Peter shook his head. “My journalism days are long done. I swear it.”
“Then why are you here?”
“I just want to know.”
Cassandra puffed a heavy breath, her foot tapping in dilemma. When the universe wasn’t throwing portals and corpses at her, she was a powerfully sharp woman. She could sense that Peter was telling the truth about his intentions, yet the man still reeked of deceit.
She sighed with resignation, as if she were about to be probed on an exam table. “Go on, then. Ask your questions.”
“That’s fine. But—”
“We’d rather look around,” said the boy at Peter’s side. “Inside. If that’s all right with you.”

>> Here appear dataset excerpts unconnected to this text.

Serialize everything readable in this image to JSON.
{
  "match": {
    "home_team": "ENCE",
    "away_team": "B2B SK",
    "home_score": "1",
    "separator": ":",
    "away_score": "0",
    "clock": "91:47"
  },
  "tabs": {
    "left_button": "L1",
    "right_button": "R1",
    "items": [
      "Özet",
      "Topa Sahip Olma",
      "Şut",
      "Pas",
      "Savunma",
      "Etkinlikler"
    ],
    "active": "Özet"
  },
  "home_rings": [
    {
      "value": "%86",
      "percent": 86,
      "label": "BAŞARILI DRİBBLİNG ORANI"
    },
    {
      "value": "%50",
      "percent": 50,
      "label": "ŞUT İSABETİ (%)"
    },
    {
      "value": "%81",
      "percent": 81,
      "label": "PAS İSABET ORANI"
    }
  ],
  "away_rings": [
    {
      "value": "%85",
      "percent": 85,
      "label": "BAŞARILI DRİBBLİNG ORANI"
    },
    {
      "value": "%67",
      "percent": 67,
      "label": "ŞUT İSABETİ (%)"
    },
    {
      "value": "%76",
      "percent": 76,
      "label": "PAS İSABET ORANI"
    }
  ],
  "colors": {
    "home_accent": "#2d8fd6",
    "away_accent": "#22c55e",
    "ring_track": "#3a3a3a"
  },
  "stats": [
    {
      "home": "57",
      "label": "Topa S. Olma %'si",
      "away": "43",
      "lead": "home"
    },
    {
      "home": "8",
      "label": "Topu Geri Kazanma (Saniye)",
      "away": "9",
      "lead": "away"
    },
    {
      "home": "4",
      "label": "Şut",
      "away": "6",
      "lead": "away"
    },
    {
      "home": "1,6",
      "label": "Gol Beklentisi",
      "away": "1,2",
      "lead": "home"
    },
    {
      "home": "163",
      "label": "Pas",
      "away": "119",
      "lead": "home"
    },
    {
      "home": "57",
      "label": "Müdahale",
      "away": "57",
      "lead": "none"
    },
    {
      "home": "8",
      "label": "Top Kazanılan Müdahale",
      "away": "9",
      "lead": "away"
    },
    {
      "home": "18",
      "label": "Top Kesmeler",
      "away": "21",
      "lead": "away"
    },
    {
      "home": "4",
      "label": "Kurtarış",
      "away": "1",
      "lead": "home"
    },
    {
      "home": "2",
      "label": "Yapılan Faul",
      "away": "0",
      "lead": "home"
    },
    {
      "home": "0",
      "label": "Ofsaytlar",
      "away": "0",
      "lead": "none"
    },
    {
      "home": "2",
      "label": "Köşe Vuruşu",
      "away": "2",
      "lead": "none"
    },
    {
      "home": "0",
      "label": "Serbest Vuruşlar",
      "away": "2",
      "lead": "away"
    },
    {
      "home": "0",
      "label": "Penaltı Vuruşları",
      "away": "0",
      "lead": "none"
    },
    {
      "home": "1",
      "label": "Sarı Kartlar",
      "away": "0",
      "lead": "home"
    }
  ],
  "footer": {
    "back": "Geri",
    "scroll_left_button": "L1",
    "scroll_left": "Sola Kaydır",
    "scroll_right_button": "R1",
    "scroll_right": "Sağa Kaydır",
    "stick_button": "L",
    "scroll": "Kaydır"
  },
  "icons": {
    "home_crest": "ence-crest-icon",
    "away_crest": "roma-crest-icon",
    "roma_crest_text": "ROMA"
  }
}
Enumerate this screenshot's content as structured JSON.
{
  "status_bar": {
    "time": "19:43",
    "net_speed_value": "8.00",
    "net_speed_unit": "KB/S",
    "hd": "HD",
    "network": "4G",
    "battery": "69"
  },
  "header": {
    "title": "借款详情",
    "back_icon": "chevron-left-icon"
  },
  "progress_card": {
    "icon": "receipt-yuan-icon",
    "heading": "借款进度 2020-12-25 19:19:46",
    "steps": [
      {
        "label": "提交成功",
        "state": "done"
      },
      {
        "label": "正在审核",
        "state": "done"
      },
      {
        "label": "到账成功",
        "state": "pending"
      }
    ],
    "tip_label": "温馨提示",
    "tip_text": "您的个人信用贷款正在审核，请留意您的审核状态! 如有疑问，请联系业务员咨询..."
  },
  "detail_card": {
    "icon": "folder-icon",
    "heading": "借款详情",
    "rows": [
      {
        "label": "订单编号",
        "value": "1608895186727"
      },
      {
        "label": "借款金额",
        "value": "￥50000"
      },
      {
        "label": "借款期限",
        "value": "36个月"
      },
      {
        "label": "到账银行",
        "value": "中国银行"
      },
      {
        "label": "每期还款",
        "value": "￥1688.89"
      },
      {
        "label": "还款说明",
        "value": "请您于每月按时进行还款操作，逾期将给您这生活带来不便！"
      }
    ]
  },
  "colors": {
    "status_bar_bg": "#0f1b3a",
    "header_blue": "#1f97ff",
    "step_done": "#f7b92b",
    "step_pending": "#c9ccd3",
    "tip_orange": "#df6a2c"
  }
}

Cassandra studied him closely. This “Liam” wasn’t as meek or awkward as he’d first appeared. And though he spoke with a perfect American dialect, there was something unnervingly . . . foreign about him.
“All right,” she said, suddenly eager to be done with both men. “Have your look.”
—
Cassandra led them into the lobby, then left them to their business. The moment she closed her office door behind her, Peter glared at his companion.
“I told you to let me do the talking.”
“You said ‘Don’t let her hear your accent.’ She didn’t.”
“You knew what I meant.”
David pulled off his baseball cap and fluffed his hair. In the six months since coming to New York, he’d opted to grow it out. Now his golden locks nearly fell to his shoulders. To one smitten housemate, he looked like a rock star. To Peter, he was a throwback to the mid-1980s, when personal grooming had briefly become anathema to the youth of America.